If you start to run short on time, keep that baseline intact and cut optional complexity first.

Required Deliverables

1. Code Repository

Your repository should make the end-to-end workflow easy to inspect and rerun. At minimum, it should contain:

the source code for your JAX-native Leapfrog simulator, emulation, evaluation, and inference,
a clear non-interactive run path,
generated figures and outputs needed to support the report,
a README.md that explains installation and reproduction steps.

2. Final Research Report

Submit a formal scientific writeup of 5 - 7 pages. The report should include:

background and motivation,
methods,
results,
conclusions.

The strongest reports also make the verification logic explicit: what you checked, why those checks matter, and what limitations remain.

3. Growth Synthesis

Submit the final reflective synthesis described on the Growth Synthesis Guide. This replaces the short-project Growth Memo pattern for the end of the semester.

Validation Expectations

The final project is graded on correctness, evaluation methodology, reproducibility, and scientific communication. That means a strong repo needs more than output plots.

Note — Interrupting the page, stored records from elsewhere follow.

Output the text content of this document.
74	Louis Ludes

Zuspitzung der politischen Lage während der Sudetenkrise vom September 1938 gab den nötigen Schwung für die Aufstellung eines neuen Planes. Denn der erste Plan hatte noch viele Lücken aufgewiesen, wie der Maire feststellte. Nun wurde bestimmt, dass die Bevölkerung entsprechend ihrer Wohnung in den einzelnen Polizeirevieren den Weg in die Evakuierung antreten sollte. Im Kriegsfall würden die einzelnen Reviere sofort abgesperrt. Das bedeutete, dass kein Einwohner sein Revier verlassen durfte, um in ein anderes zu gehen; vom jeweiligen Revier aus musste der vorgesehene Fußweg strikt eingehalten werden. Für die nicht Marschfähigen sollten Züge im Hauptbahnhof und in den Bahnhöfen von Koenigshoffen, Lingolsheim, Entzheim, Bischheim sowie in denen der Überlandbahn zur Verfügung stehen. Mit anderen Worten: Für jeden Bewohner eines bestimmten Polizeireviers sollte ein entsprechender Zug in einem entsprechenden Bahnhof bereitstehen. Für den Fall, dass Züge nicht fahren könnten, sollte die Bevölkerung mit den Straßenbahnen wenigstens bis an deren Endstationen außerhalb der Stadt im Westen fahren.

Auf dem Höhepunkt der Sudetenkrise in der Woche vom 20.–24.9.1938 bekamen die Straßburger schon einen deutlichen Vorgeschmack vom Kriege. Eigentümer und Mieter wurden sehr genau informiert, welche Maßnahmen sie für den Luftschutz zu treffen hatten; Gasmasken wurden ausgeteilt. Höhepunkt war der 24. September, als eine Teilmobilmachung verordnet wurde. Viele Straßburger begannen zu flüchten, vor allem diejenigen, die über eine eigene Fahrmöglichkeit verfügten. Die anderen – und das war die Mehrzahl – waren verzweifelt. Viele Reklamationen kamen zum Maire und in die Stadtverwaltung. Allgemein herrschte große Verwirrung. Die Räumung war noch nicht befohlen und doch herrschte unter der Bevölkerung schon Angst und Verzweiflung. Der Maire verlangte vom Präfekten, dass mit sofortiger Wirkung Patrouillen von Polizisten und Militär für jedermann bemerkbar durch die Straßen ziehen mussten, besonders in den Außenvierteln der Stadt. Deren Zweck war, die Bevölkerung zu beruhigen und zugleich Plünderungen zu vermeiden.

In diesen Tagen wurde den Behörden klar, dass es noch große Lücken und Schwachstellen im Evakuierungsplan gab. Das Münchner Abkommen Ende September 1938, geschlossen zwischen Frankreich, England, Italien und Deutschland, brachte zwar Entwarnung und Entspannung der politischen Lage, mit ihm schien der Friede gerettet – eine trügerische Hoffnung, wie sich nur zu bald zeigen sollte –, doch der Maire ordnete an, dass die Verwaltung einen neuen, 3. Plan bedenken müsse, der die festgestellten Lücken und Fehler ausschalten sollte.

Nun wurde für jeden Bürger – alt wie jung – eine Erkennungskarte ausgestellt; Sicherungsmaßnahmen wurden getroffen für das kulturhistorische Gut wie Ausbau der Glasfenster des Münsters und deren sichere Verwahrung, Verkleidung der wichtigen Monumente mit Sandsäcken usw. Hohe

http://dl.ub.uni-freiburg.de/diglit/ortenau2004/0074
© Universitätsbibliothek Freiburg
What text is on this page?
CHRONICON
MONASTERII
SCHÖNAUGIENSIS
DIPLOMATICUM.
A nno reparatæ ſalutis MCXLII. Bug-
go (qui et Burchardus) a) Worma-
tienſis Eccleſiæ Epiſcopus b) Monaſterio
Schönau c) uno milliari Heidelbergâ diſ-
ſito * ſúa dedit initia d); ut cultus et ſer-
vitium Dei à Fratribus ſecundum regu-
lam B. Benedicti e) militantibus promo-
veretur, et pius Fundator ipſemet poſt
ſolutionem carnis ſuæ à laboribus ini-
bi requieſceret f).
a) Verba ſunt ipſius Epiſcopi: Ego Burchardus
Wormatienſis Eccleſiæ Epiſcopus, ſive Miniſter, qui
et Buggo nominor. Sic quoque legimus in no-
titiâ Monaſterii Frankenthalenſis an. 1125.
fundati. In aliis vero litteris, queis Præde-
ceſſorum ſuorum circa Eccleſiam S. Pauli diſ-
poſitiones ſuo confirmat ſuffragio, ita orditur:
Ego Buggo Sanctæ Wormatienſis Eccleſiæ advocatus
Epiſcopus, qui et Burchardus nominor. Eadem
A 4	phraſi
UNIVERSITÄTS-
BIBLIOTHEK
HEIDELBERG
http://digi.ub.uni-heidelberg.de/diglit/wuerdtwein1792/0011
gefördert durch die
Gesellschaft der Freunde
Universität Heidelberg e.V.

Your project should make it easy for a reader to answer three questions:

Does the pipeline run?
Do the results look scientifically believable?
What evidence supports that trust?

For this project, that usually means showing:

Leapfrog simulation sanity checks,
emulator accuracy on held-out data,
uncertainty or failure-mode analysis,
an inference result whose interpretation is clearly explained.

Minimum acceptable simulator validation evidence

Before you move on to emulation, your repo should already show all four of the following:

One simple validation case with expected qualitative behavior. For example, a small-\(N\) orbit or interaction test where the trajectories behave the way your Project 2 physics says they should.
One quantitative conservation diagnostic. Show bounded total-energy behavior over time, and also check center-of-mass or total-momentum behavior when that quantity should be conserved in your setup.
One timestep justification. Compare at least two timestep choices and explain why the timestep you use for data generation is accurate enough for this project.
One reproducible validation path. A reader should be able to run a non-interactive command or script and regenerate the validation artifact without guessing what you did.

You do not need adaptive timestepping for the baseline final project. A fixed timestep is acceptable if your validation evidence supports it.

If that evidence is missing, you should treat the simulator as untrusted and stay in the validation phase rather than moving on to emulator training.

Recommended Public Workflow

The assignment is intentionally open enough for you to make real design choices, but the following sequence is a good default:

Rebuild the core Project 2 simulator logic in a small JAX-native Leapfrog code and validate it on simple cases.
Make the simulation pipeline reproducible on a small dataset.
Define summary statistics and verify that they behave sensibly.
Train a baseline emulator and confirm that it generalizes beyond the training set.
Add uncertainty analysis and stress-test edge behavior.
Run inference only after the emulator is trustworthy enough to use as a scientific instrument.

If you skip that order, you usually end up debugging the model, the data pipeline, and the inference machinery all at once.

Project 2 transfer rule

For the final project, you should reuse the physics, validation habits, and conceptual design from Project 2, but you should rebuild the simulator in a JAX-native style. The goal is not to wrap your old NumPy/Python simulator and call it done. The goal is to show that you can carry forward the scientific understanding while changing the computational substrate.

Supporting Pages

Getting Help

When you ask for help, bring evidence:

the command you ran,
the behavior you expected,
the behavior you got instead,
the smallest artifact that demonstrates the issue.

That habit matters even more on the final project, because the debugging surface is larger and your verification choices are part of the grade.